This is my first article in 2021. Recently, I got a task to capture screenshots of 300+ web pages and while doing this I learned Puppeteer APIs. In this article, I would like to share my experience with Puppeteer.
Before, I start with writing code. Let me explain to you about Puppeteer in short.
What is Puppeteer.
Puppeteer is a Node library backed by Google. It provides a high-level API to control headless Chrome or Chromium by using DevTools protocols. This means with Puppeteer we can capture screenshots and PDFs of web pages, run our e2e test cases, and diagnose performance-related issues, etc.
Let's write some code...
Installation
To use puppeteer, you need to install the Node.js module through npm or yarn.
npm i puppeteer
Note: When you install Puppeteer, it downloads a recent version of Chromium so it may take a long time based on you're network speed.
Capture GitHub profile screenshot
Here, is the bare minimum code for capturing a screenshot of my GitHub profile.
// require fs and puppeteer
const fs = require("fs");
const puppeteer = require("puppeteer");
async function captureScreenshot() {
// if screenshots directory is not exist then create one
if (!fs.existsSync("screenshots")) {
fs.mkdirSync("screenshots");
}
let browser = null;
try {
// launch headless Chromium browser
browser = await puppeteer.launch({ headless: true });
// create new page object
const page = await browser.newPage();
// set viewport width and height
await page.setViewport({ width: 1440, height: 1080 });
await page.goto("https://github.com/sagar-gavhane");
// capture screenshot and store it into screenshots directory.

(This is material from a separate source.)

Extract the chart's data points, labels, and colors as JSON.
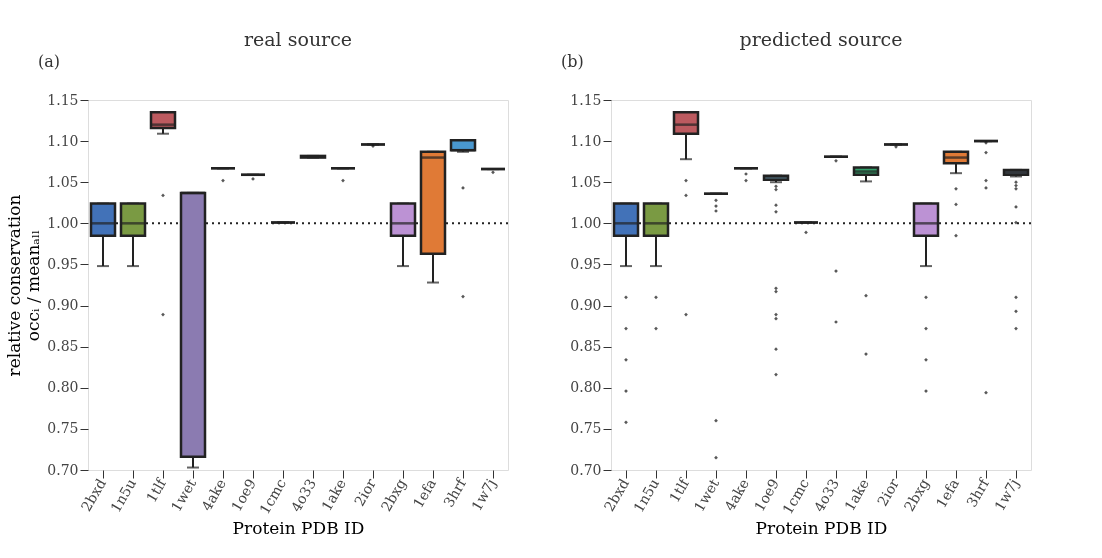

await page.screenshot({ path: `screenshots/github-profile.jpeg` });
} catch (err) {
console.log(`❌ Error: ${err.message}`);
} finally {
await browser.close();
console.log(`\n🎉 GitHub profile screenshots captured.`);
}
}
captureScreenshot();
Capture multiple screenshots
What if you've to take screenshots of many web pages with a puppeteer. Below is a list of pages defined in the pages.json
file.
[
{
"id": "c1472465-ede8-4376-853c-39274242aa69",
"url": "https://github.com/microsoft/vscode",
"name": "VSCode"
},
{
"id": "6b08743e-9454-4829-ab3a-91ad2ce9a6ac",
"url": "https://github.com/vuejs/vue",
"name": "vue"
},
{
"id": "08923d12-caf2-4d5e-ba41-3019a9afbf9b",
"url": "https://github.com/tailwindlabs/tailwindcss",
"name": "tailwindcss"
},
{
"id": "daeacf42-1ab9-4329-8f41-26e7951b69cc",
"url": "https://github.com/getify/You-Dont-Know-JS",
"name": "You Dont Know JS"
}
]
I just tweaked the above captureScreenshot()
function to iterate over pages array and on every iteration visit page.url
and capture screenshot. That's it.
const fs = require("fs");
const puppeteer = require("puppeteer");
const pages = require("./pages.json");
async function captureMultipleScreenshots() {
if (!fs.existsSync("screenshots")) {
fs.mkdirSync("screenshots");
}
let browser = null;
try {
// launch headless Chromium browser
browser = await puppeteer.launch({
headless: true,
});
// create new page object
const page = await browser.newPage();
// set viewport width and height
await page.setViewport({
width: 1440,
height: 1080,
});
for (const { id, name, url } of pages) {
await page.goto(url);
await page.screenshot({ path: `screenshots/${id}.jpeg` });
console.log(`✅ ${name} - (${url})`);
}
} catch (err) {
console.log(`❌ Error: ${err.message}`);
} finally {
if (browser) {
await browser.close();
}
console.log(`\n🎉 ${pages.length} screenshots captured.`);
}
}
captureMultipleScreenshots();
Discussion (4)
Make this into a serverless function and viola! Nice and handy API to get screenshots
Yes, I built one serverless function for my website but running this function takes time so it will drastically increase the cost.
What about a 5$ digital ocean droplet? How many users can it handle (concurrently or otherwise) if you optimize it for this purpose?
Yep, like the author says, it will take time and increase cost.